# Butternut Squash?



## Gopherus Guy (Jul 5, 2016)

Has anyone ever had trouble with feeding your Tortoise Butternut or Acorn Squash? I have a large Desert Tortoise and he has trouble with the thick skin. Should I Skin it snd just feed the inside of the squash?


----------



## ZEROPILOT (Jul 5, 2016)

I have cut it and cooked it and fed it to Redfoot before. Same as pumpkin.


----------



## RosemaryDW (Jul 5, 2016)

Mine has trouble as well. She a Russian so probably even smaller than yours.

Mine only gets the rare piece of squash and since I want her to "work" for her food, I cut her a thin slice. Small enough for her to hold down with one leg and rip bits off. I'm not sure she's ever actually eaten any rind, just the flesh.

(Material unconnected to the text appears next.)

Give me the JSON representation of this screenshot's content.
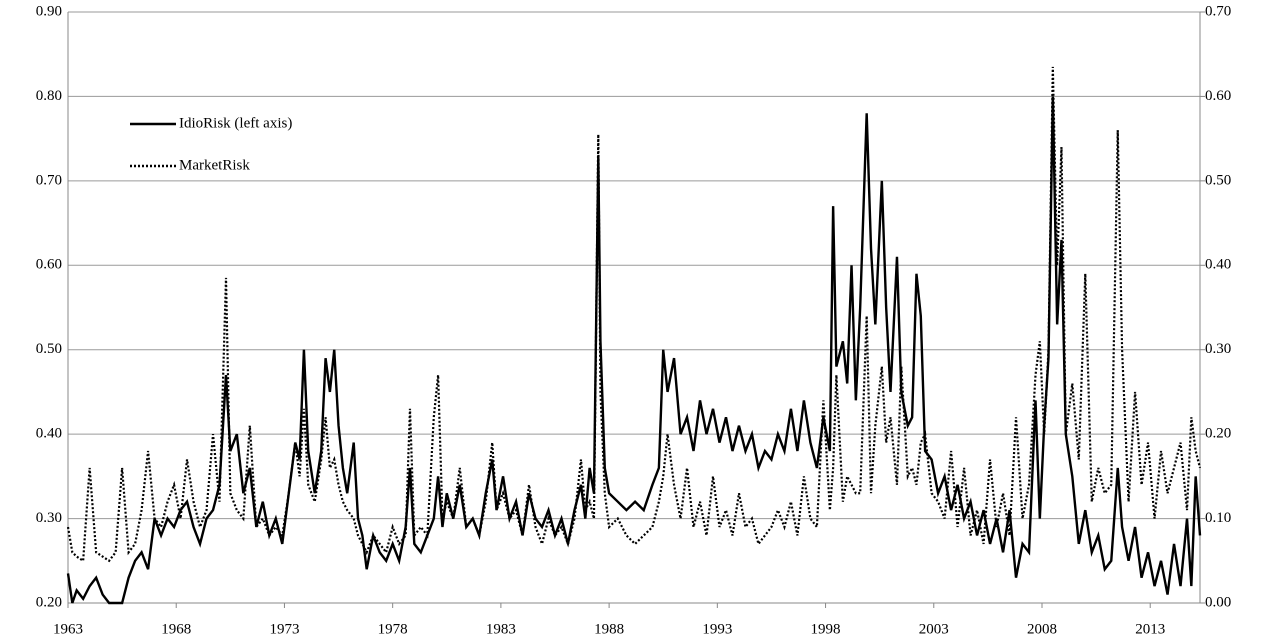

If I wanted to make it easier on her or wanted to give her a larger piece, I'd cut some or all of the rind off. For now, she likes squash enough she'll REALLY work on getting a bite. 

I think you can go either way on this; if peeling it makes you more comfortable, do it.


----------



## Gopherus Guy (Jul 5, 2016)

RosemaryDW said:


> Mine has trouble as well. She a Russian so probably even smaller than yours.
> 
> Mine only gets the rare piece of squash and since I want her to "work" for her food, I cut her a thin slice. Small enough for her to hold down with one leg and rip bits off. I'm not sure she's ever actually eaten any rind, just the flesh.
> 
> ...


Thanks for the advice. Peeling it sounds best. He doesn't give up though, he'll use his Big Scaly legs to rip it apart. He's a tough guy!


----------



## TammyJ (Jul 5, 2016)

I grater the raw pumpkin for my baby redfoots, they love it. It is also recommended for the green iguanas. But they all like the pumpkin plant leaves even more!


----------